5. That Health Education be included as a mandatory part of the process of implementing a NHI.

The Louisiana Association for Sickle Cell Anemia joins the rest of this country in a plea for some kind of relief from the spiraling health cost disaster in America. It is very alarming that in Louisiana alone approximately 3,000 persons with sickle cell disease represent about 84,000 inpatient sick days. We see this as an issue of Economics and Health. The politics of delay must be abandoned and the responsibility for serious action on this matter rest with you, the Congress of the United States.

Mr. ROSTENKOWSKI. Thank you.

Mr. Vinturella?

STATEMENT OF JOSEPH C. VINTURELLA, BOARD MEMBER, LOUISIANA SOCIETY FOR CLINICAL SOCIAL WORK, NEW ORLEANS, LA.

Mr. VINTURELLA. Thank you, Mr. Chairman.

I am a clinical social worker by profession and am employed by the Louisiana Division of Mental Health as administrator of the New Orleans Mental Health Center, 3100 General DeGaulle Drive, New Orleans, Louisiana, 70114.

I'm a past president of the Louisiana Society for Clinical Social Work and a member of the State licensing board of social workers. In essence my written testimony presented to your staff encompasses the following considerations:

First, we must assume that any national health insurance program will provide coverage for both physical and mental illness.

To exclude coverage for mental illness is not to address comprehensive health services for consumers.

Second, we contend that clinical social workers be included as providers, and therefore, vendors, of mental health services.

We base this contention on the following: Clinical social workers are one of the three major mental health professions; clinical social workers quantitatively provide more direct mental health services in the United States than the other two professions; that is, the psychiatrist and the psychologist; and clinical social work services are less expensive and more widely available than the services of the other two major providers.
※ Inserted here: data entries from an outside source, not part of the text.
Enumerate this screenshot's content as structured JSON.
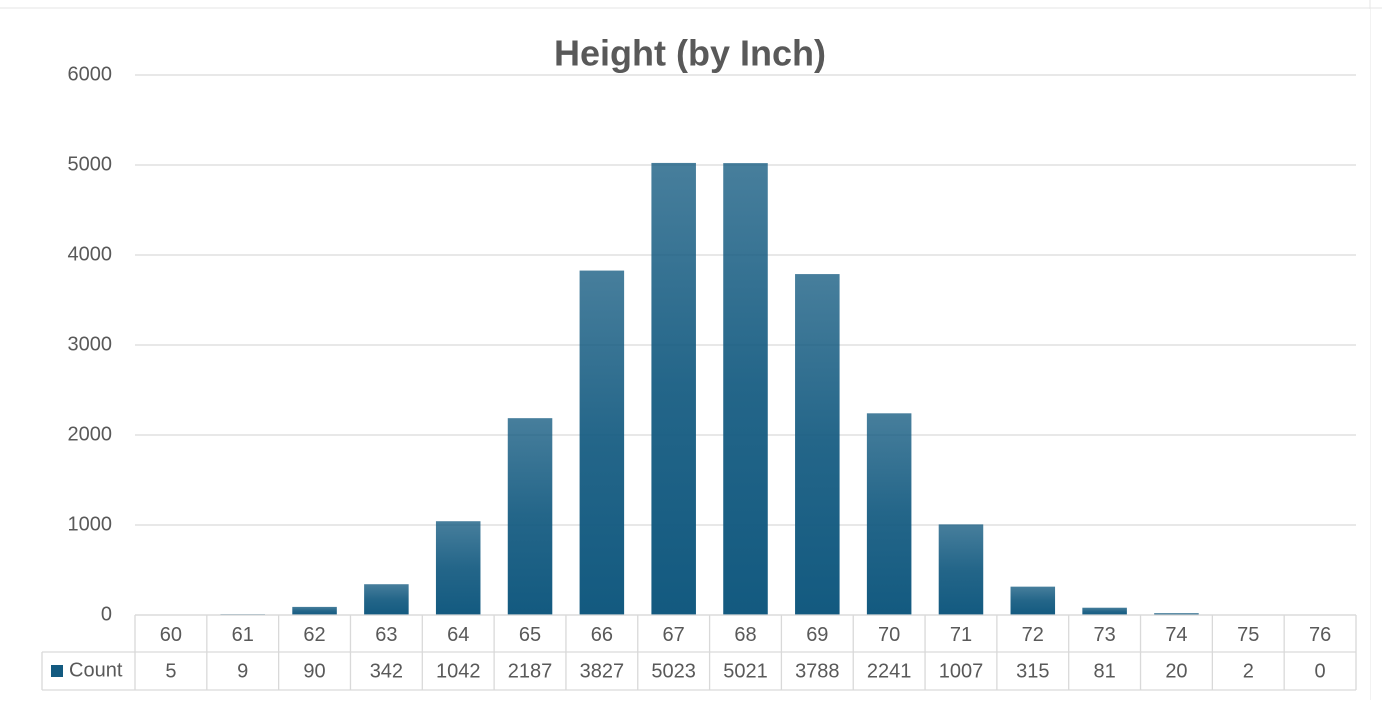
{
  "chart_data": {
    "type": "bar",
    "title": "Height (by Inch)",
    "categories": [
      "60",
      "61",
      "62",
      "63",
      "64",
      "65",
      "66",
      "67",
      "68",
      "69",
      "70",
      "71",
      "72",
      "73",
      "74",
      "75",
      "76"
    ],
    "series": [
      {
        "name": "Count",
        "color": "#135a80",
        "values": [
          5,
          9,
          90,
          342,
          1042,
          2187,
          3827,
          5023,
          5021,
          3788,
          2241,
          1007,
          315,
          81,
          20,
          2,
          0
        ]
      }
    ],
    "ylim": [
      0,
      6000
    ],
    "yticks": [
      0,
      1000,
      2000,
      3000,
      4000,
      5000,
      6000
    ],
    "grid": true,
    "data_table": true
  }
}
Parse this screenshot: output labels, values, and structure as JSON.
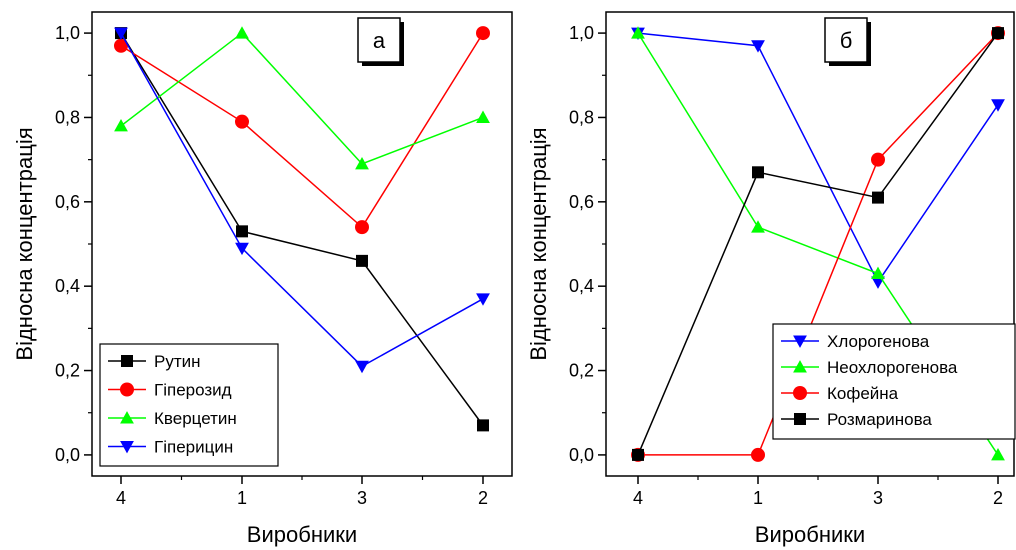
{
  "chart_data": [
    {
      "type": "line",
      "panel_label": "а",
      "categories": [
        "4",
        "1",
        "3",
        "2"
      ],
      "xlabel": "Виробники",
      "ylabel": "Відносна концентрація",
      "ylim": [
        -0.05,
        1.05
      ],
      "yticks": [
        "0,0",
        "0,2",
        "0,4",
        "0,6",
        "0,8",
        "1,0"
      ],
      "ytick_values": [
        0.0,
        0.2,
        0.4,
        0.6,
        0.8,
        1.0
      ],
      "legend_position": "bottom-left",
      "series": [
        {
          "name": "Рутин",
          "color": "#000000",
          "marker": "square",
          "values": [
            1.0,
            0.53,
            0.46,
            0.07
          ]
        },
        {
          "name": "Гіперозид",
          "color": "#ff0000",
          "marker": "circle",
          "values": [
            0.97,
            0.79,
            0.54,
            1.0
          ]
        },
        {
          "name": "Кверцетин",
          "color": "#00ff00",
          "marker": "triangle-up",
          "values": [
            0.78,
            1.0,
            0.69,
            0.8
          ]
        },
        {
          "name": "Гіперицин",
          "color": "#0000ff",
          "marker": "triangle-down",
          "values": [
            1.0,
            0.49,
            0.21,
            0.37
          ]
        }
      ]
    },
    {
      "type": "line",
      "panel_label": "б",
      "categories": [
        "4",
        "1",
        "3",
        "2"
      ],
      "xlabel": "Виробники",
      "ylabel": "Відносна концентрація",
      "ylim": [
        -0.05,
        1.05
      ],
      "yticks": [
        "0,0",
        "0,2",
        "0,4",
        "0,6",
        "0,8",
        "1,0"
      ],
      "ytick_values": [
        0.0,
        0.2,
        0.4,
        0.6,
        0.8,
        1.0
      ],
      "legend_position": "bottom-right",
      "series": [
        {
          "name": "Хлорогенова",
          "color": "#0000ff",
          "marker": "triangle-down",
          "values": [
            1.0,
            0.97,
            0.41,
            0.83
          ]
        },
        {
          "name": "Неохлорогенова",
          "color": "#00ff00",
          "marker": "triangle-up",
          "values": [
            1.0,
            0.54,
            0.43,
            0.0
          ]
        },
        {
          "name": "Кофейна",
          "color": "#ff0000",
          "marker": "circle",
          "values": [
            0.0,
            0.0,
            0.7,
            1.0
          ]
        },
        {
          "name": "Розмаринова",
          "color": "#000000",
          "marker": "square",
          "values": [
            0.0,
            0.67,
            0.61,
            1.0
          ]
        }
      ]
    }
  ]
}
Our third consideration is that clinical social workers be included as major providers of mental health services without the restriction of physician referral and supervision.

Presumably, the present requirement of physician referral and supervision by some insurance is intended as a cost control device to insure that only necessary care is being rendered and reimbursed. Instead of controlling costs, however, that requirement has resulted in a substantial cost increase in those programs.